Personally I would rather have someone speak in French unless their English is very good because French and English speaking patterns are incompatible in pronunciation and intonation.German is actually harder grammatically but easier to pronounce. As a college student I used to help doctorate candidates prepare for their French reading proficiency test. Reading only is relatively easy for an educated English speaker because of all the latin cognates: not so with German.
I remember living in an old cheateau out in the country in a study exchange and the son of the family ( about 20 yrs old) was trying to tell me why he wasnt feeling well and it sounded like ‘I have a duck’ and he actually was trying to say ‘he had a headache'( ay AVE a-DACH) and my favorite is.. ‘Ay deed NOT doo EET’.no translation necessary,probably from Pepe le Pue cartoon.
To really become fluent a person must go abroad and isolate himself in the language and culture..That’s part of normal European education.In USA ,that’s a college-level undertaking and can be very expensive.In Europe higher eduation is free,but the probem is getting accepted.That’s why French education is so brutal; to weed out the bottom 95% to make room at the top for the French intelligentsia.
Doghouse Riley says
Agree with Peter, with a quibble: I think it’s the adaptability and enormous vocabulary of English, more than the British Empire, that makes it so attractive as a lingua franca: 200,000 words in the standard English vocabulary (more than 600,000 in the OED), over 10% more than German, and twice that of French.

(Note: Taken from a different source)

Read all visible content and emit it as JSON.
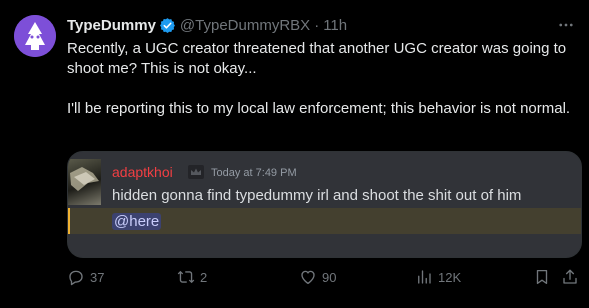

Despite its vaunted complexity and idiosyncrasies, English is about as forgiving of word order as a language can be without adding layer upon layer of word endings or vocal inflection. Plus English pronouns are simple.

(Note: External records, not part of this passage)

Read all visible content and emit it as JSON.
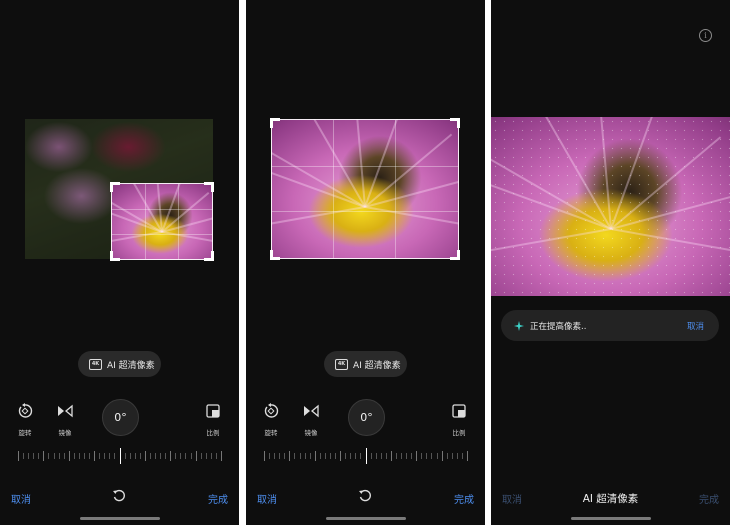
{
  "panels": [
    {
      "ai_pill": {
        "badge": "4K",
        "label": "AI 超清像素"
      },
      "tools": {
        "rotate": "旋转",
        "mirror": "镜像",
        "ratio": "比例"
      },
      "dial": "0°",
      "cancel": "取消",
      "done": "完成"
    },
    {
      "ai_pill": {
        "badge": "4K",
        "label": "AI 超清像素"
      },
      "tools": {
        "rotate": "旋转",
        "mirror": "镜像",
        "ratio": "比例"
      },
      "dial": "0°",
      "cancel": "取消",
      "done": "完成"
    },
    {
      "status": {
        "text": "正在提高像素..",
        "cancel": "取消"
      },
      "cancel": "取消",
      "title": "AI 超清像素",
      "done": "完成"
    }
  ],
  "icons": [
    "info-icon",
    "rotate-icon",
    "mirror-icon",
    "ratio-icon",
    "reset-icon",
    "sparkle-icon"
  ],
  "colors": {
    "background": "#0e0e0e",
    "accent": "#4e8ff0",
    "pill": "#2a2a2a"
  }
}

This is why, despite the uphill battle, I support the ongoing efforts to teach Americans how to speak it, with an eye towards requiring fluency in all newscasters by 2025, all reality-show contestants and chat-show hosts by 2030, and all football coaches, NASCAR crew chiefs, and Paula Deen by 2040.
In the meantime, if we’re dropping cursive, let’s fill that time teaching grade-schoolers two or more additional languages. Much easier to learn the younger you are.
Pila says
I took two languages, French and Latin, and found Latin to be helpful in learning and understanding both French and English. Nevertheless, I’ve lost a lot of the French, other than cooking terms and the easy stuff, because I have very little reason to use it. I think that our geographical isolation has a lot to do with why more Americans aren’t fluent in other languages. I suspect that a lot of people learn a language (to the extent that it is possible to learn one with a few years of schooling) and then lose whatever they learned because they have little opportunity or necessity to use and maintain the additional language.
I participate on some message boards that are based in other countries, but the default language is almost always English. I don’t know how much the message boards are a reflection of real life, but the Russian and other eastern European people seem to know at least three languages, sometimes four. They know their first language, English, French, and sometimes Spanish or German. The French-speaking Swiss I’m acquainted with tend to know French, German, (not necessarily Swiss German), and English. The German-speaking Swiss, depending on what they do and perhaps how old they are, tend not to know French or English particularly well, but can converse somewhat. Their English is better than my French, however! :)
Amy Masson says
My favorite joke!
What do you call someone who speaks three languages? Trilingual.
What do you call someone who speaks two languages? Bilingual.
What do you call someone who speaks one language? American!